Moving Affordable Housing Forward in 2023
January 18th, 2023
By Esmé Devenney
It’s the start of a new year, and two months have passed since applications opened for the Affordable Housing Production Fund (“AHPF”). The AHPF is a new $305 million dollar funding stream created in the FY23 state budget intended to accelerate affordable housing production in the state. The fund is administered by the NJ Housing Mortgage and Finance Agency and supported with American Rescue Plan dollars. The fund is anticipated to support the development of more than 3,300 affordable homes.
But even with this historic line item and commitment from state policymakers to affordable housing production, the AHPF will only fund a little more than 1% of New Jersey’s current need. Even once these homes are built, New Jersey will still be facing a huge shortage of affordable homes—we simply have more people who need affordable housing than available units. A contributing factor to this housing crisis was the non-enforcement of the Mount Laurel Doctrine from 2000 through 2015, which caused an underproduction of over 300,000 homes. Right now, there is a shortage of 217,801 rentals homes for extremely low-income people in New Jersey, with demand likely to increase in 2023. 42,500 eviction cases are backlogged since the state’s moratorium lifted on January 1st, 2022. The pressure to push through these cases exposes tenants to due process violations, elevating the risk of eviction.
New Jersey needs a long-term commitment and strategy to address the production of affordable homes. While the AHPF provides a good model for how dedicated financing can accelerate development, there is still more that needs to be done to ensure low-income New Jerseyans and Black and Brown communities have access to affordable homes.
One solution could be to utilize a steady funding stream to subsidize affordable housing development. We support strategically investing a portion of realized cannabis tax revenue in the creation and preservation of affordable homes in historically redlined communities of color—the same communities that were targeted and most harmed during the War on Drugs. Now that cannabis is legalized, it is only fair that state revenue be invested back into Black and Brown communities that were disinvested in for decades. Cannabis tax revenue could also be used to create a first-generation homeowner’s program that would provide an opportunity for those communities most harmed by cannabis prohibition to have the opportunity to purchase homes in areas where home values are increasing rather than depreciating.
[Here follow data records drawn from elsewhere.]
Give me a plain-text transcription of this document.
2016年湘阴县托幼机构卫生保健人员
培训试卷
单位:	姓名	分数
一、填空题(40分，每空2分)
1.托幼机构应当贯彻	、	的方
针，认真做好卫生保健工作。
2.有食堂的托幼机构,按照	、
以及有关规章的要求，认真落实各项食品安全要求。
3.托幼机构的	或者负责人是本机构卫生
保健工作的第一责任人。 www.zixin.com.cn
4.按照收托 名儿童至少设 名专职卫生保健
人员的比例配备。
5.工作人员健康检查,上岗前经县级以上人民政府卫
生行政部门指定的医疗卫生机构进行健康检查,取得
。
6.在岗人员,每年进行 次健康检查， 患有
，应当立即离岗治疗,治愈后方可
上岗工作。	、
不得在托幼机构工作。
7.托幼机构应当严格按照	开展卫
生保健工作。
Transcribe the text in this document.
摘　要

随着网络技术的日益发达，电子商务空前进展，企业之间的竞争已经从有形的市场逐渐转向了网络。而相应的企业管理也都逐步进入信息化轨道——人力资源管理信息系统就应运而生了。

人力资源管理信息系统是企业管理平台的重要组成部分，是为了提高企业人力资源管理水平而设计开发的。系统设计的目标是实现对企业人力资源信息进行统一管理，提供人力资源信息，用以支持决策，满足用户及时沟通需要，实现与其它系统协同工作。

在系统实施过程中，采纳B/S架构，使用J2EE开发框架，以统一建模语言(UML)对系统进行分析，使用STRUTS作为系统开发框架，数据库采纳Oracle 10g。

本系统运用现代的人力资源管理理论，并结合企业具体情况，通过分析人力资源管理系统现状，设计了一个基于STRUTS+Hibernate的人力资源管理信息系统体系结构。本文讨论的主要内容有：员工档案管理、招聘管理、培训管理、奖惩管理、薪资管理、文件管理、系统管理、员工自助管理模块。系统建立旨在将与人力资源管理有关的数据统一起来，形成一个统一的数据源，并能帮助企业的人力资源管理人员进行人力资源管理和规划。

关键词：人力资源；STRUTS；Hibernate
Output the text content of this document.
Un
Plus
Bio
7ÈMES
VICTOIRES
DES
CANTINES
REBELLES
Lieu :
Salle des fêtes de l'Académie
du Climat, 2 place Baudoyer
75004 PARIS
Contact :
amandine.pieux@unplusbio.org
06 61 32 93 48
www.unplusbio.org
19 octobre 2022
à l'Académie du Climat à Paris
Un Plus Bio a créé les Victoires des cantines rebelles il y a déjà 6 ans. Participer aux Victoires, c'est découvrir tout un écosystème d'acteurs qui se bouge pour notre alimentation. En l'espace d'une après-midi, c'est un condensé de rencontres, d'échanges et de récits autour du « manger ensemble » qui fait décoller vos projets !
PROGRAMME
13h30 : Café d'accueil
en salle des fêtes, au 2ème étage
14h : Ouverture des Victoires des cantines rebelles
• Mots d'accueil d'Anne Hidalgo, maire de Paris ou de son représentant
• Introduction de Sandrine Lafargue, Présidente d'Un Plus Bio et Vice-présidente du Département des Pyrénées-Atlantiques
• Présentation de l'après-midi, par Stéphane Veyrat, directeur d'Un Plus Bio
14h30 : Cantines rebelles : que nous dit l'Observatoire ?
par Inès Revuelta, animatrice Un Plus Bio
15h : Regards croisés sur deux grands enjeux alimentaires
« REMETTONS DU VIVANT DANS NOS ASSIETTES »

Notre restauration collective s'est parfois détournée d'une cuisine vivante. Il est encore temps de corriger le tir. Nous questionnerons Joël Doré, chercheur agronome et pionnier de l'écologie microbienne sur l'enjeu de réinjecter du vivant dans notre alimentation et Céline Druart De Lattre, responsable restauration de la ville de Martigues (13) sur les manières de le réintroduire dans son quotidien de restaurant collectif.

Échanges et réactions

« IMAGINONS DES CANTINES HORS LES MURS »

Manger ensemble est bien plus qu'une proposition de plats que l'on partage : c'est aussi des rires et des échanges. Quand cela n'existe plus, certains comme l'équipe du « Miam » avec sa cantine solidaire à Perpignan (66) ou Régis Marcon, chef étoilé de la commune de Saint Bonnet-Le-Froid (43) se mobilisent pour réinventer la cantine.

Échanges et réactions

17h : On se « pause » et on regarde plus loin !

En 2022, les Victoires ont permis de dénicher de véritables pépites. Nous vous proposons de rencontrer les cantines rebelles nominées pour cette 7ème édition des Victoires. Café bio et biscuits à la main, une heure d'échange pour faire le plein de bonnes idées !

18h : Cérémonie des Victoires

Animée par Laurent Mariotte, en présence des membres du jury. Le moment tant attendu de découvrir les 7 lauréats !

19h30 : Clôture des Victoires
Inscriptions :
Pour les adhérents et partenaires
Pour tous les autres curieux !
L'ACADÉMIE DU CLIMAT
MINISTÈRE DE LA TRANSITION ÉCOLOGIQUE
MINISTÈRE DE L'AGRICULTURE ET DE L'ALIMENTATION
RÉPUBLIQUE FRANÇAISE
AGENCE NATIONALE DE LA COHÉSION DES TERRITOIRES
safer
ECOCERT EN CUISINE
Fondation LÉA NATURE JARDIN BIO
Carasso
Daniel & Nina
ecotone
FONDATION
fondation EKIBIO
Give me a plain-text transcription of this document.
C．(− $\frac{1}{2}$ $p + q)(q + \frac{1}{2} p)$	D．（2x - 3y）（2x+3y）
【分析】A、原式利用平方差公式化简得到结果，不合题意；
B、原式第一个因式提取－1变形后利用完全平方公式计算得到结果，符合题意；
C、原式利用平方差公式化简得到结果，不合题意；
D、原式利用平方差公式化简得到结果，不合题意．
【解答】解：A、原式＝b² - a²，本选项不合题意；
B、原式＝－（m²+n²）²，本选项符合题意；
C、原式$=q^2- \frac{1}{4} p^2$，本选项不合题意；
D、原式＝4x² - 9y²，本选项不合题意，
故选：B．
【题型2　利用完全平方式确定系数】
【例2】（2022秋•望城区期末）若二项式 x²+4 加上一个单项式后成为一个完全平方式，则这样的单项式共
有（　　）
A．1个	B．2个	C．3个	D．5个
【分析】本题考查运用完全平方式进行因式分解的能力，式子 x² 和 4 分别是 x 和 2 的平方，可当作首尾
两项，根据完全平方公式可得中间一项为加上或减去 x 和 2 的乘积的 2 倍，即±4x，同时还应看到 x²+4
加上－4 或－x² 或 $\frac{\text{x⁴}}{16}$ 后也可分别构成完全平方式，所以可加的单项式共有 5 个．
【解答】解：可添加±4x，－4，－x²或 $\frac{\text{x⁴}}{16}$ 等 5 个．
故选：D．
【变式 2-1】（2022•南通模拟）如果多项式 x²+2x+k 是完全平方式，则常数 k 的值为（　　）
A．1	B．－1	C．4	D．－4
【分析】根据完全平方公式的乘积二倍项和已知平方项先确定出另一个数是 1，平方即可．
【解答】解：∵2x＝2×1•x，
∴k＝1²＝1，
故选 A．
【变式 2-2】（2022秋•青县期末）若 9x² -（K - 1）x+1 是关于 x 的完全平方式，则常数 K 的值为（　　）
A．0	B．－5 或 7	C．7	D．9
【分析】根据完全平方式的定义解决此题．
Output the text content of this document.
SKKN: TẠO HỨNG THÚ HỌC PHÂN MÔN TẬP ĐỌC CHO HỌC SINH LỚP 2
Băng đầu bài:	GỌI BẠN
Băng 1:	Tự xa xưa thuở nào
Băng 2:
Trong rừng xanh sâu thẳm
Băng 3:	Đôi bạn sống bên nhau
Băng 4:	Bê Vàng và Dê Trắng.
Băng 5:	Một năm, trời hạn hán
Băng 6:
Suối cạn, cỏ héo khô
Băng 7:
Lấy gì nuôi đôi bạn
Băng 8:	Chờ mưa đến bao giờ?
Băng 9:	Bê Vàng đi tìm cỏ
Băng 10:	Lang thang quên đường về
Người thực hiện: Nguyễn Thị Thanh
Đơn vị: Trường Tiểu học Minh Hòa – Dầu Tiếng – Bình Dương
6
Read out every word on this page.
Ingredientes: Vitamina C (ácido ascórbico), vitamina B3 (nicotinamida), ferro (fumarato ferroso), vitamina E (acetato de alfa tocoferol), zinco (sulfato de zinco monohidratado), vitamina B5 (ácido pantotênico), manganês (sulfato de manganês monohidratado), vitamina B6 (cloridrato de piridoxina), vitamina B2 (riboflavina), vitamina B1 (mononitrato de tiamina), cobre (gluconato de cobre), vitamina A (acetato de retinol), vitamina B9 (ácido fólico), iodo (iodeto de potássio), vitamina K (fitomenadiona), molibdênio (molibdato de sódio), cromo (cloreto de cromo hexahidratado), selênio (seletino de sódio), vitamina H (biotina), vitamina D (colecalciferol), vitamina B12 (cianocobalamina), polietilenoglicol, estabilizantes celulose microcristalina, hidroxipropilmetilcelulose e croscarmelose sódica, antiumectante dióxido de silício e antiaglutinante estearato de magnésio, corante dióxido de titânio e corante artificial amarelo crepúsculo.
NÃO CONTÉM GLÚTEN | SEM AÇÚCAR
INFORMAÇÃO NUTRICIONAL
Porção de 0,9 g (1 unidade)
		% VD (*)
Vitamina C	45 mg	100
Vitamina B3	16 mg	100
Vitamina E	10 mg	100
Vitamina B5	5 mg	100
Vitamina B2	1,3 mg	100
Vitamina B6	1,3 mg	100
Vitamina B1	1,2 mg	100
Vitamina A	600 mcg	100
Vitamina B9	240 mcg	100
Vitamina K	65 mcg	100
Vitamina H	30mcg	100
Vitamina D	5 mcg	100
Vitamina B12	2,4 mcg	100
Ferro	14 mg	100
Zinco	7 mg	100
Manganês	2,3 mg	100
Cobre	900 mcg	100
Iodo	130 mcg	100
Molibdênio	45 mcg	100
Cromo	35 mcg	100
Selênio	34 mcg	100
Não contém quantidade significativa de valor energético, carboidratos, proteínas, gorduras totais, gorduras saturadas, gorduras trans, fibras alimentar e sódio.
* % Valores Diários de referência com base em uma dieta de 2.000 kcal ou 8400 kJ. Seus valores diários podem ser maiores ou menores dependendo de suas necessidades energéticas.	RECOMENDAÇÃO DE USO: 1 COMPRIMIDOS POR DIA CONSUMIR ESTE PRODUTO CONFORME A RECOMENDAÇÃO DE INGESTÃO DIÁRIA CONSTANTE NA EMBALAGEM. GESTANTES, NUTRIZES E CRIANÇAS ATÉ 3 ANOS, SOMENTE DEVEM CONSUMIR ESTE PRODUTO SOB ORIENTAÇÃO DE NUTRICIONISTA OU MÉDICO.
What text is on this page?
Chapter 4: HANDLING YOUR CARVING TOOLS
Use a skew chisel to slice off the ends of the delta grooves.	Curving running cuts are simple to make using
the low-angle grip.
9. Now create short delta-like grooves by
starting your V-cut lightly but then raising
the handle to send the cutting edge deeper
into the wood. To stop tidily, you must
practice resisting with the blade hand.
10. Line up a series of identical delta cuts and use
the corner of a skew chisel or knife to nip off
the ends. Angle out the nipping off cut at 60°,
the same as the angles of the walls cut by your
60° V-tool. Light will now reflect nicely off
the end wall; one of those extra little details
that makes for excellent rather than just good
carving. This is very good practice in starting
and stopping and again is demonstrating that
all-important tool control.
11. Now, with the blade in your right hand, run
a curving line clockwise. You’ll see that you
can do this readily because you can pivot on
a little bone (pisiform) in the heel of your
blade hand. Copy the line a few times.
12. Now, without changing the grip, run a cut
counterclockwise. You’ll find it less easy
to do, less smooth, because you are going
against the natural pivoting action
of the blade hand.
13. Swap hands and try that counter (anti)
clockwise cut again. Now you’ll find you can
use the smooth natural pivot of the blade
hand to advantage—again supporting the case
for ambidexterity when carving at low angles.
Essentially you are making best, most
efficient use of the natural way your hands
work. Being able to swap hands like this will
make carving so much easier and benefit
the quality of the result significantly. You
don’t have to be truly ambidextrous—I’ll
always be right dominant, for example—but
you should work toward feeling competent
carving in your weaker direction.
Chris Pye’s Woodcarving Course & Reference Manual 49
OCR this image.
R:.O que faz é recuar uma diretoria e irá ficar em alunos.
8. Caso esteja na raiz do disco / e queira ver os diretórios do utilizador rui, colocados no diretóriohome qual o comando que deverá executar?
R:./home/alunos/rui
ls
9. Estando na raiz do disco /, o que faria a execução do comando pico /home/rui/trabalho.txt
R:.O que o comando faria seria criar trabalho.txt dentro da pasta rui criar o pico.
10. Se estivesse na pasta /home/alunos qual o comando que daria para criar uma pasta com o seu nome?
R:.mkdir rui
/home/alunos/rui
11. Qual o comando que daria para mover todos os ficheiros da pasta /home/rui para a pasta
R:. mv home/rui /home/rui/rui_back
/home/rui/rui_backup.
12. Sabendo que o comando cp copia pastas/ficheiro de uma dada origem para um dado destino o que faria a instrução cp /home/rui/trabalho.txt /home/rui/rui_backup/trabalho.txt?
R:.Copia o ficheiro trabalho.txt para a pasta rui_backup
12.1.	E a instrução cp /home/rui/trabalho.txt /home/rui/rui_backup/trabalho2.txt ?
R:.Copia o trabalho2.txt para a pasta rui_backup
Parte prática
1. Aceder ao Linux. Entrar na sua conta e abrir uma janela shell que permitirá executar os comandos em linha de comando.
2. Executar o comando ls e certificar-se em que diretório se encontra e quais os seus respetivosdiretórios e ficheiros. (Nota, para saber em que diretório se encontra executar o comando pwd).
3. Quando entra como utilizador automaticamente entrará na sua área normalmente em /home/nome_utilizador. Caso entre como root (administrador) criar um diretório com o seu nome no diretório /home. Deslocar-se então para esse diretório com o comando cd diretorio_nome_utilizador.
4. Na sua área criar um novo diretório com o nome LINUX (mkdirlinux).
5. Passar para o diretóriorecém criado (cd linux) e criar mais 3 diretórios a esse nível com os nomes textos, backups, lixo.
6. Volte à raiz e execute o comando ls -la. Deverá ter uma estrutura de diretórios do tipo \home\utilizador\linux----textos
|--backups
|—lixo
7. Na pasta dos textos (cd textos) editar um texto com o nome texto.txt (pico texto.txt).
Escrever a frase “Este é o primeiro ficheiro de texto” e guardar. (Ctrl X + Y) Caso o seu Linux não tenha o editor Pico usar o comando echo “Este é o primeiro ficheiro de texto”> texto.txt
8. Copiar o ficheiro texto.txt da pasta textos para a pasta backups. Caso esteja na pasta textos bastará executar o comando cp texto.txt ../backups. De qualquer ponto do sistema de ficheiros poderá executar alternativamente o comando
Second, as laid out in Fair Share’s September 2022 report, Untapped Resources: How New Jersey Can Leverage State Financing and Land for Affordable Housing, the state should make an effort to fully enforce the Fair Housing Act. Amendments made to the Fair Housing Act in 2008 require at least 20 percent of residential units financed with state funds or developed on state owned land be reserved for low- and moderate income households. The work to pass this amendment has been done, and its enforcement would guarantee affordable home construction when housing is built with state money and on state owned land. We provide four major recommendations in our report, including a recommendation that the Governor’s Office issue guidance and direct state agencies to adopt rules that require 20 percent set-asides in state subsidized projects. In fact, the Economic Development Authority (EDA) is already doing so, having issued proposed rules for the 14 billion dollar Aspire program to construct housing with a 20 percent affordable set aside. The proposed rules include a requirement that the income and bedroom distributions for the affordable units in the projects comply with the Uniform Housing Affordability Controls, too.
In addition to new development opportunities, it’s imperative that we also protect existing affordable housing. As of December 2022, 515 public housing buildings in New Jersey have one or more health and safety deficiencies according to HUD’s most recent physical inspection report. Of those buildings, 276 have one or more critical, life-threatening issues. New Jersey would need to invest more than $2 billion to rehabilitate these buildings. The EDA’s Aspire program is another funding stream that could be leveraged to rehabilitate these buildings.
New Jersey is in the midst of a housing crisis. Increased housing needs due to population growth, combined with rising rents and for sale prices, have created a dire situation for many low-income families and communities of color in our state. Increasing the affordable housing stock, through both the production of new affordable homes and preservation of existing ones, is an essential policy solution that New Jersey must prioritize now.